Friday, 19 December 2014
My elder son had a meltdown yesterday evening because I told him he was five-and-a-half.
“No, I’m not. I’m five-and-a-quarter.”
“Well, you were five-and-a-quarter. But today is exactly six months since your birthday, so that makes you five-and-a-half.”
“I’m not, I’m not, I’m NOT. Five-and-a-quarter is more than five-and-a-half, and I’m FIVE-AND-A-QUARTER!”
His mother chipped in to try and explain which number was bigger than the other, and I attempted to introduce the concept of five-and-three-quarters, but it was all to no avail. So we gave up, as we usually do.
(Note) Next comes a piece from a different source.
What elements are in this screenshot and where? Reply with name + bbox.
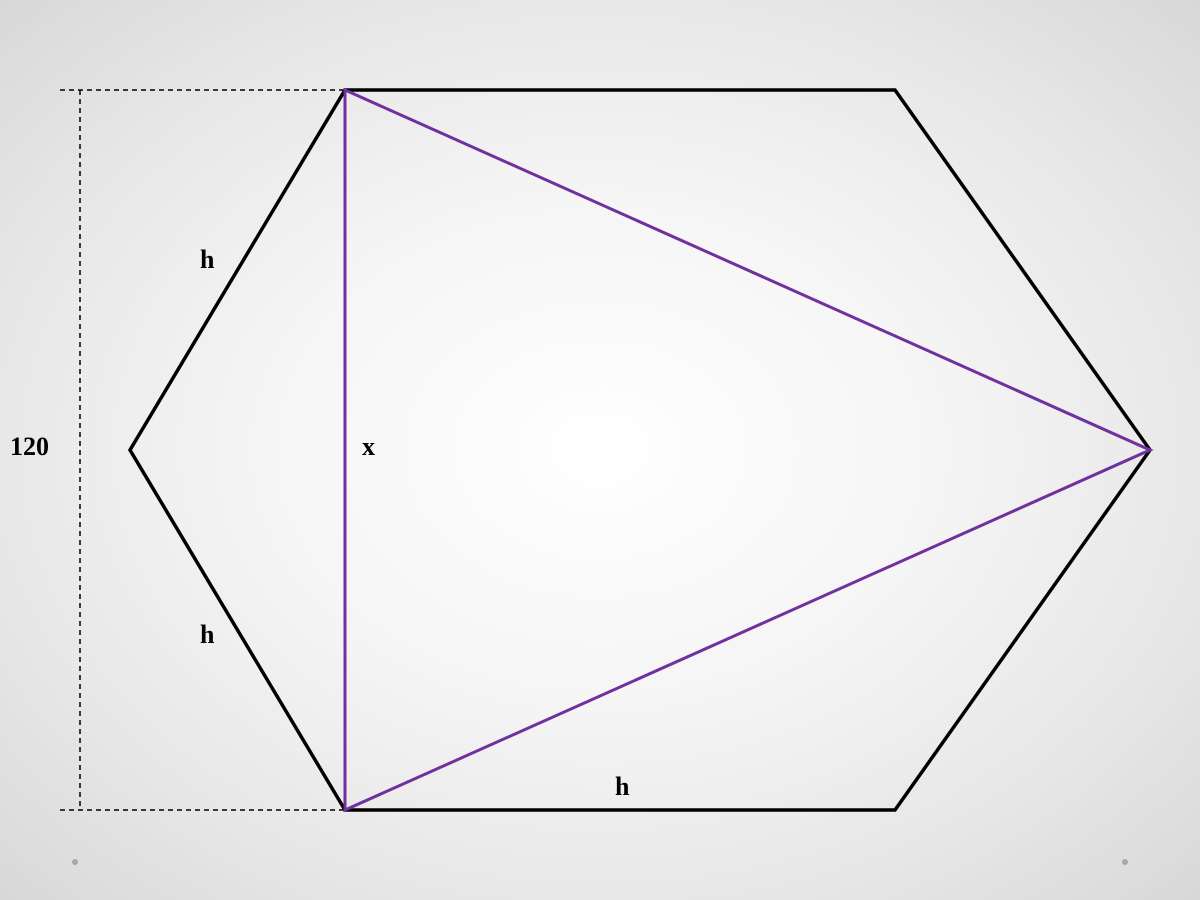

The boy is five-and-a-quarter and may well remain so until he turns six, or possibly 16. It’s much easier that way.
Meanwhile my younger son had a meltdown this morning because he doesn’t listen to a word I say. He’s endearingly small, so I have a tendency to call him things like “little chap” or sometimes “Babos”, a name devised for him by his elder brother.
He does not like these descriptions at all because: “I’m a big boy!”
This morning I remembered for once and addressed him as “big boy”, but I still got in response “You silly old man! I’m a big boy!”
To be fair, he’s much closer to the truth in the first part of his analysis than he is in the second.
I’m still waiting for an improvement on his memorable announcement of a couple of weeks ago: “You silly old man, you don’t know anything. I’m two. I know things!”
I certainly thought I knew everything when I was a child, but I don’t remember developing a sense of intellectual superiority quite so early. In fact, at two-and-three-quarters, I am pretty sure that I regarded my mother as the fount of all knowledge and was so terrified of my father that I hardly dared to speak to him at all.
Now I’m 60 and am increasingly conscious that I know almost nothing. It’s lucky that neither of my children read this blog, or they’d be almost certain to post comments eagerly agreeing with me.